Professor Tasman Crowe

That is a good question. Subject to some of the tweaks we have been talking about, like the “up to 30%”, the citizens’ assembly had a strong view that there should be 30%, so that “up to” certainly weakens that a little. We spoke about the diffuse and complicated nature of the governance structures and the fact different Departments have a stake in biodiversity and the marine environment, and it is difficult to envisage a process by which everyone is working in a more cohesive and co-ordinated way.

One of the strong pushes from the citizens’ assembly was that there should be more joined-up thinking. As I said, that is a real challenge and it is difficult to do that. However, some mechanism by which there is a guiding authority that helps to shape what gets done by different Departments would be something the citizens would have been looking for in their recommendations. The Bill goes some way towards that. I am not sure if it was head 14, concerning the existing authorisations, but there is a process there through which the Minister is able to engage with the other Departments that have strong authority to change things in the marine environment.

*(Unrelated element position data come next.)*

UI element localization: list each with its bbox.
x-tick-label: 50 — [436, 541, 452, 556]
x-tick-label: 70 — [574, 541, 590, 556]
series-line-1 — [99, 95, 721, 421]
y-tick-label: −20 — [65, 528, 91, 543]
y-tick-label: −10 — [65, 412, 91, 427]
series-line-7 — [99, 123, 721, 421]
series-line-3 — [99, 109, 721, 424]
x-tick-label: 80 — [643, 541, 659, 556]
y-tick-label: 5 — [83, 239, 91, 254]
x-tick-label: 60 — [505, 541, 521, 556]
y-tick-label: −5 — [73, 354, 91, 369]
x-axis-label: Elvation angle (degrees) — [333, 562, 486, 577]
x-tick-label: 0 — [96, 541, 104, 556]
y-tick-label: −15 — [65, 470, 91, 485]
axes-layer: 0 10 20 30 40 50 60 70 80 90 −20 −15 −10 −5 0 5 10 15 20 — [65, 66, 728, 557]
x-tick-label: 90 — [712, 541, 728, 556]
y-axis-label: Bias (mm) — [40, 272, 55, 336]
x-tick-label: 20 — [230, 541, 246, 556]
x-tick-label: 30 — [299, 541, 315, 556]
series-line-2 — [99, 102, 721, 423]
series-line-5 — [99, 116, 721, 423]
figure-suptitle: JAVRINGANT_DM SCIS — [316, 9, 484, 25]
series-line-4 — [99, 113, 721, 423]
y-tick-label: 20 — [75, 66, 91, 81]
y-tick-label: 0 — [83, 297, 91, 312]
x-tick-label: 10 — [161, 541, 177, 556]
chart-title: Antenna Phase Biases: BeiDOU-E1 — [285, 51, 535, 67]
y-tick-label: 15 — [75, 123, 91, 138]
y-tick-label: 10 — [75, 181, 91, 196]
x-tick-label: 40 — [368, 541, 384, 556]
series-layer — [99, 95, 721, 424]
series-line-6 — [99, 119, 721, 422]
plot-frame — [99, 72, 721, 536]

That is where that is happening. One could argue that it is not happening strongly enough but one could also argue that it is happening in a realistic and pragmatic way given the system we operate in. I do not know which way I would fall in that discussion.

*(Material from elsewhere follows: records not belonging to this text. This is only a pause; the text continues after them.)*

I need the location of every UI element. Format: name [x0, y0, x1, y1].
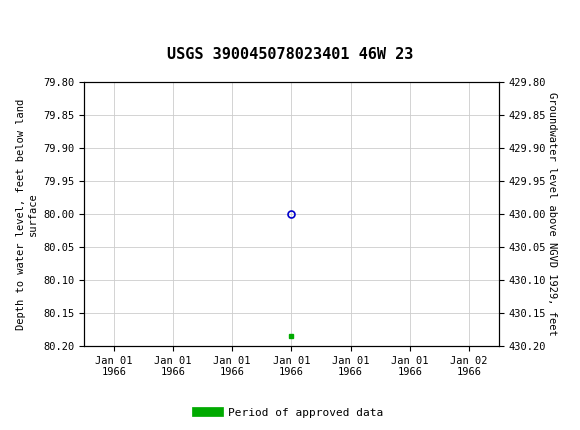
Text: USGS: USGS — [32, 10, 92, 29]
Text: ≡: ≡ — [9, 10, 24, 28]
Y-axis label: Depth to water level, feet below land
surface: Depth to water level, feet below land su… — [16, 98, 38, 329]
Y-axis label: Groundwater level above NGVD 1929, feet: Groundwater level above NGVD 1929, feet — [547, 92, 557, 336]
Text: USGS 390045078023401 46W 23: USGS 390045078023401 46W 23 — [167, 47, 413, 62]
Legend: Period of approved data: Period of approved data — [193, 403, 387, 422]
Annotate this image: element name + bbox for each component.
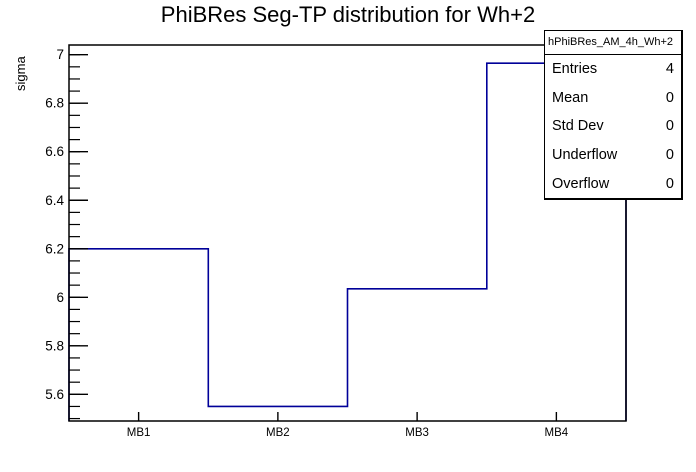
stat-value: 0 [665,89,674,106]
stats-rows: Entries 4 Mean 0 Std Dev 0 Underflow 0 Overflow 0 [545,55,681,198]
y-tick-label: 6 [56,290,64,305]
stat-row: Underflow 0 [545,141,681,170]
stat-row: Entries 4 [545,55,681,84]
stats-title: hPhiBRes_AM_4h_Wh+2 [545,31,681,55]
stat-value: 0 [665,147,674,164]
chart-title: PhiBRes Seg-TP distribution for Wh+2 [160,2,536,27]
stat-label: Underflow [552,147,618,164]
stat-label: Mean [552,89,589,106]
histogram-line [68,62,627,421]
x-tick-label: MB4 [545,427,569,439]
stat-label: Std Dev [552,118,604,135]
y-tick-label: 6.4 [45,193,64,208]
plot-frame [68,44,627,422]
y-tick-label: 6.2 [45,241,64,256]
x-tick-label: MB2 [266,427,290,439]
x-tick-label: MB3 [405,427,429,439]
stats-box: hPhiBRes_AM_4h_Wh+2 Entries 4 Mean 0 Std Dev… [544,30,683,200]
stat-row: Std Dev 0 [545,112,681,141]
y-tick-label: 6.8 [45,96,64,111]
x-tick-label: MB1 [127,427,151,439]
y-tick-label: 7 [56,47,64,62]
y-tick-label: 5.6 [45,387,64,402]
y-tick-label: 5.8 [45,338,64,353]
stat-row: Mean 0 [545,84,681,113]
stat-label: Overflow [552,175,610,192]
stat-row: Overflow 0 [545,169,681,198]
stat-value: 0 [665,175,674,192]
stat-value: 0 [665,118,674,135]
stat-value: 4 [665,61,674,78]
stat-label: Entries [552,61,598,78]
y-tick-label: 6.6 [45,144,64,159]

I have one observation from an exchange we had with the Department last week. If one takes terrestrial planning, and I know it is not the same, we zone certain geographical areas where certain types of activity are permissible. Even where these is one planning enforcement body, which is our local authority, and even when everybody knows there is a single form to fill in to make a formal complaint, which used to cost €20 but is now free, planning enforcement is still a slow and unsatisfactory process. That is no criticism of planning authorities. There is an online article in one of the newspapers today saying the planning authorities need an extra 35% just to make planning decisions and to work on policy, let alone for enforcement.

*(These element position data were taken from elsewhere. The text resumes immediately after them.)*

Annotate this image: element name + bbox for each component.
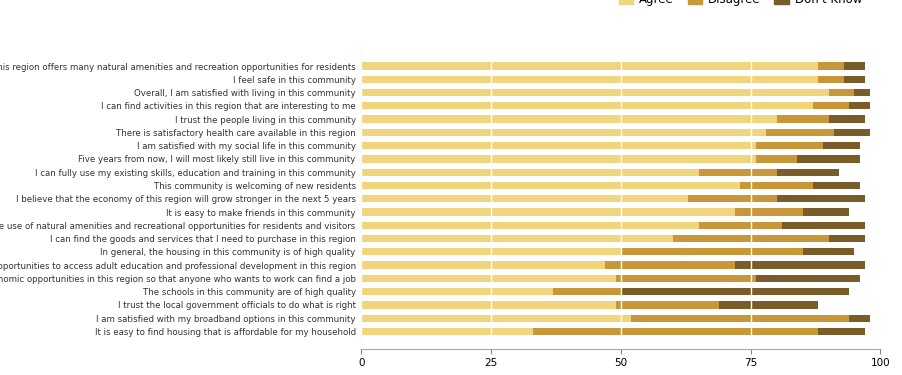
Bar: [823, 142, 859, 149]
Bar: [817, 76, 843, 83]
Bar: [812, 102, 848, 110]
Bar: [615, 275, 755, 282]
Bar: [361, 155, 755, 163]
Bar: [817, 62, 843, 70]
Bar: [828, 89, 853, 96]
Bar: [361, 209, 734, 216]
Bar: [755, 142, 823, 149]
Bar: [755, 155, 796, 163]
Bar: [698, 168, 776, 176]
Bar: [615, 301, 719, 309]
Bar: [802, 209, 849, 216]
Bar: [755, 275, 859, 282]
Bar: [361, 182, 740, 189]
Bar: [361, 129, 766, 136]
Bar: [361, 328, 532, 335]
Bar: [802, 248, 853, 255]
Bar: [361, 261, 604, 269]
Bar: [361, 301, 615, 309]
Bar: [361, 89, 828, 96]
Bar: [621, 288, 849, 295]
Bar: [361, 235, 672, 242]
Bar: [532, 328, 817, 335]
Bar: [828, 116, 864, 123]
Legend: Agree, Disagree, Don't Know: Agree, Disagree, Don't Know: [613, 0, 866, 11]
Bar: [849, 315, 870, 322]
Bar: [812, 182, 859, 189]
Bar: [630, 315, 848, 322]
Bar: [796, 155, 859, 163]
Bar: [361, 168, 698, 176]
Bar: [776, 116, 828, 123]
Bar: [361, 288, 553, 295]
Bar: [828, 235, 864, 242]
Bar: [361, 275, 615, 282]
Bar: [843, 62, 864, 70]
Bar: [698, 222, 781, 229]
Bar: [361, 142, 755, 149]
Bar: [361, 315, 630, 322]
Bar: [833, 129, 870, 136]
Bar: [853, 89, 870, 96]
Bar: [361, 76, 817, 83]
Bar: [361, 222, 698, 229]
Bar: [361, 102, 812, 110]
Bar: [740, 182, 812, 189]
Bar: [361, 195, 687, 202]
Bar: [604, 261, 734, 269]
Bar: [817, 328, 864, 335]
Bar: [672, 235, 828, 242]
Bar: [719, 301, 817, 309]
Bar: [766, 129, 833, 136]
Bar: [361, 116, 776, 123]
Bar: [621, 248, 802, 255]
Bar: [849, 102, 870, 110]
Bar: [776, 168, 838, 176]
Bar: [776, 195, 864, 202]
Bar: [361, 62, 817, 70]
Bar: [781, 222, 864, 229]
Bar: [361, 248, 621, 255]
Bar: [687, 195, 776, 202]
Bar: [734, 261, 864, 269]
Bar: [734, 209, 802, 216]
Bar: [553, 288, 621, 295]
Bar: [843, 76, 864, 83]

There are two aspects to this. One is either having the maximum degree of co-operation between existing entities or some streamlining, but also when somebody is responsible for enforcement they need to have the legal capacity and the resources to do that. The issue of the role of the navy came up in the general scheme and the navy has an important role, but it is not known for its biodiversity and ecology expertise, unlike people like Professor Crowe and the Marine Institute. When the ship is out in the middle of the ocean, it might rock up to some industrial operator, for example, to ask "Well, what it happening, my friend?" How that will function in the real world will be tricky and, therefore, for us it is not just about who is to enforce but what powers, resources and expertise they have. We can sign something on paper that looks very nice but if it is like our terrestrial planning enforcement, we will be battling that for decades to come. I take from what Professor Crowe said about a role for the National Parks and Wildlife Service and the special areas of conservation, SACs, etc., that was not something that was adequately addressed in the creation of that structure and, therefore, we need to look at that in this legislation. However that is just an observation for the record.

Professor Tasman Crowe

I completely agree that the resourcing is the critical piece. That does not really appear in the legislation as such. A strong push from the citizens' assembly and from everybody we spoke to is that the legislation needs to be adequately resourced to make it work, otherwise people will put a lot of effort into creating something that is wonderful in its aspiration but is weak in its implementation. As the Deputy said, that has been such a common pattern. It would be fantastic if we could avoid that, and that the proper resourcing is put in place.

I thank the Professor Crowe for attending. It was two hours of very heavy but important contributions from him because this is an important Bill. On behalf of the committee, I thank him for his participation.

The joint committee adjourned at 5.03 p.m. until 9.30 a.m. on Thursday, 2 February 2023.